Just when we thought, “it couldn’t get worse”. Just when we boldly exclaimed, “I never applied for a government job, so I don’t have to worry about what happened at the Office of Personnel Management”.
Just when we confidently boasted, “Well, I was never an Ashley Madison subscriber”.
None of us can behave with any certainty that our personal information is protected. As we have all seen, Equifax is incapable of reliably alerting anyone whether their data was taken or not. That data is all available to anyone willing to pay the market price. Perhaps a full-fledged identity theft ring will use the information for their own enrichment, or perhaps a less nefarious entity will use the information just to pry into your private information. Either way, the discomfort is real.
After this new mess, we have to reconsider our identities. Assume that all of the information that was previously used to identify you is no longer valid. Your Social Security number, driver’s license information, and even some of your credit card data is now out in the wild. What method will be used from this point forward?
About a month ago, there was a bit of shock when it was reported that a company had developed an implantable chip that could be used for simple tasks such as opening a door, or authenticating you to a computer system.
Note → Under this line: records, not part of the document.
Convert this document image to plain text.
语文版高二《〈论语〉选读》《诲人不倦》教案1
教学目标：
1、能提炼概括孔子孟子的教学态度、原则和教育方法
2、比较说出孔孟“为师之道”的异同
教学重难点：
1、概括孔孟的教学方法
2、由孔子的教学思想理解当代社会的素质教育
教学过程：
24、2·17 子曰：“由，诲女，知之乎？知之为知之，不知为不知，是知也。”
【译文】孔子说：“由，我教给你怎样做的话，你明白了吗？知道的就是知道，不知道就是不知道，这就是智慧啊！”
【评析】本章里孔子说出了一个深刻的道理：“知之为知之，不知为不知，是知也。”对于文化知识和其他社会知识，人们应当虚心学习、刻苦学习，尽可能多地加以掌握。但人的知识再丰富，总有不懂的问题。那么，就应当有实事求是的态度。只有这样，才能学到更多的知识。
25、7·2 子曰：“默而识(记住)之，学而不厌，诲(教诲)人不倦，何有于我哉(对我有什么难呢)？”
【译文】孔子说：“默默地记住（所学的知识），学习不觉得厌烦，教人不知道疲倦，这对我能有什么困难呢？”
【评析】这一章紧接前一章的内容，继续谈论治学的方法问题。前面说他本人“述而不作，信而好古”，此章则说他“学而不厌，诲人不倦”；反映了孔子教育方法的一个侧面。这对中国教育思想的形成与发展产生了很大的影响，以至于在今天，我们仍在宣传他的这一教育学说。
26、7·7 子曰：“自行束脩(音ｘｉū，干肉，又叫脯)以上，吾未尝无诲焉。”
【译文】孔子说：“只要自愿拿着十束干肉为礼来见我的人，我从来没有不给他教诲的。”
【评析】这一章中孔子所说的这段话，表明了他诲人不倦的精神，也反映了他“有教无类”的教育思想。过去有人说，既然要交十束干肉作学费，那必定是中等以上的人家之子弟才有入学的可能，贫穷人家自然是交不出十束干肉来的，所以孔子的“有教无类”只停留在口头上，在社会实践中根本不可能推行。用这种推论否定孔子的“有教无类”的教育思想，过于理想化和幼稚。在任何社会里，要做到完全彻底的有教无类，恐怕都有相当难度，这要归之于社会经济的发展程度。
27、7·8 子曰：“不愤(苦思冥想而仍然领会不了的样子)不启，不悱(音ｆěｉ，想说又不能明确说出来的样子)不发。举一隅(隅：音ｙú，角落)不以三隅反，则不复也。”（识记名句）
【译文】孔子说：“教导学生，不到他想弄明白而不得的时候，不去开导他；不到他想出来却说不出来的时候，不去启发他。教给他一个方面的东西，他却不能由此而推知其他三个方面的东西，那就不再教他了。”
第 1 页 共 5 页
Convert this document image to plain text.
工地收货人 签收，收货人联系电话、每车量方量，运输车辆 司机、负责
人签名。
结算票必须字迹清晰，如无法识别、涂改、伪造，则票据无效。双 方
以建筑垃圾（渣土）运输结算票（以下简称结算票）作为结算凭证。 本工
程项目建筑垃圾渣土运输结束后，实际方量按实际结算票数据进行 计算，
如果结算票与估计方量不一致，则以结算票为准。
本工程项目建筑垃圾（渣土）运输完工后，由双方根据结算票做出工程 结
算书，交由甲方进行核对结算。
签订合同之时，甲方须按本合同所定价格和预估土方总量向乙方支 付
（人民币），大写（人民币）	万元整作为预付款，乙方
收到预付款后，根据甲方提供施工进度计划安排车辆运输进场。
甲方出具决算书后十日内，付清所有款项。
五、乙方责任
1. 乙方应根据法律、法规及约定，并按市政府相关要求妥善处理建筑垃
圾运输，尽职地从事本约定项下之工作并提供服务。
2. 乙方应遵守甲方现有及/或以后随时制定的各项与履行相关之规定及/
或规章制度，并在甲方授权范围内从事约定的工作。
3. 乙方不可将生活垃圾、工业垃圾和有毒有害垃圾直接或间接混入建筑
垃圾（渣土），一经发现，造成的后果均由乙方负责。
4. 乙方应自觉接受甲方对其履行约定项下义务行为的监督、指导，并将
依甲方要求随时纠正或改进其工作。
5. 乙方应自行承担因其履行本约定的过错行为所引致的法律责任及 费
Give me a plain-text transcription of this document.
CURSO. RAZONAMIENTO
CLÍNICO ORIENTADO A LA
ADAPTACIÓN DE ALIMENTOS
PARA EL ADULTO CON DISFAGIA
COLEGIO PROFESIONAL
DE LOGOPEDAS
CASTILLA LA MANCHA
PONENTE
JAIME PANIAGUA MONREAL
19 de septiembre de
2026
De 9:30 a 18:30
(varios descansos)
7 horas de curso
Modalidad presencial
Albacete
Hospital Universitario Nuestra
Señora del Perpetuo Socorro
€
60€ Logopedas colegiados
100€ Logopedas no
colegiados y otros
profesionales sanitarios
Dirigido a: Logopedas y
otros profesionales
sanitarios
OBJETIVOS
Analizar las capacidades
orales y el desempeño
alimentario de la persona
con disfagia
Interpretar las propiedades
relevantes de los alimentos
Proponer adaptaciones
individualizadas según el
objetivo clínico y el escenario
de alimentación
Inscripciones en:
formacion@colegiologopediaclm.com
This implantable biochip and its associated perils is reminiscent of those in so many science fiction movies. Many of us recoiled at the idea that we would become trackable by organizations that we did not trust.
Is it too late to reconsider this idea? Many would say that the bio-chip data must be stored somewhere, so it is just as vulnerable as the data that was already taken, so how is it any different than that held by the credit bureaus?
This difference is that the biochip companies have a clean security slate from which to build their practice and they have plenty of breach history to draw upon in order to avoid doing it incorrectly. However, is that any guarantee that they will get it right? Of course not. I, like most, am not ready for my biochip.
Perhaps the next system of identification could be based on blockchain technology, whereby we are all issued a hash number. Think of the possibilities of that. We can all have a unique identifier based on a characteristic that is unique to each of us. Perhaps a hash value of the digitized value of all of your fingerprints, or the hash of your iris scan at a particular point in time. The interesting part would be that all biological children of two individuals would be given an identity generated from the parents’ hash IDs until such time that they may be issued an individual hash.
The worst part of all the recent data loss is that no matter what method is devised to replace our identities, it must still be linked back to those old, stolen credentials, or much of the economic structures of society will unravel.
We are certainly at the doorway of a new age of identity and identity protection.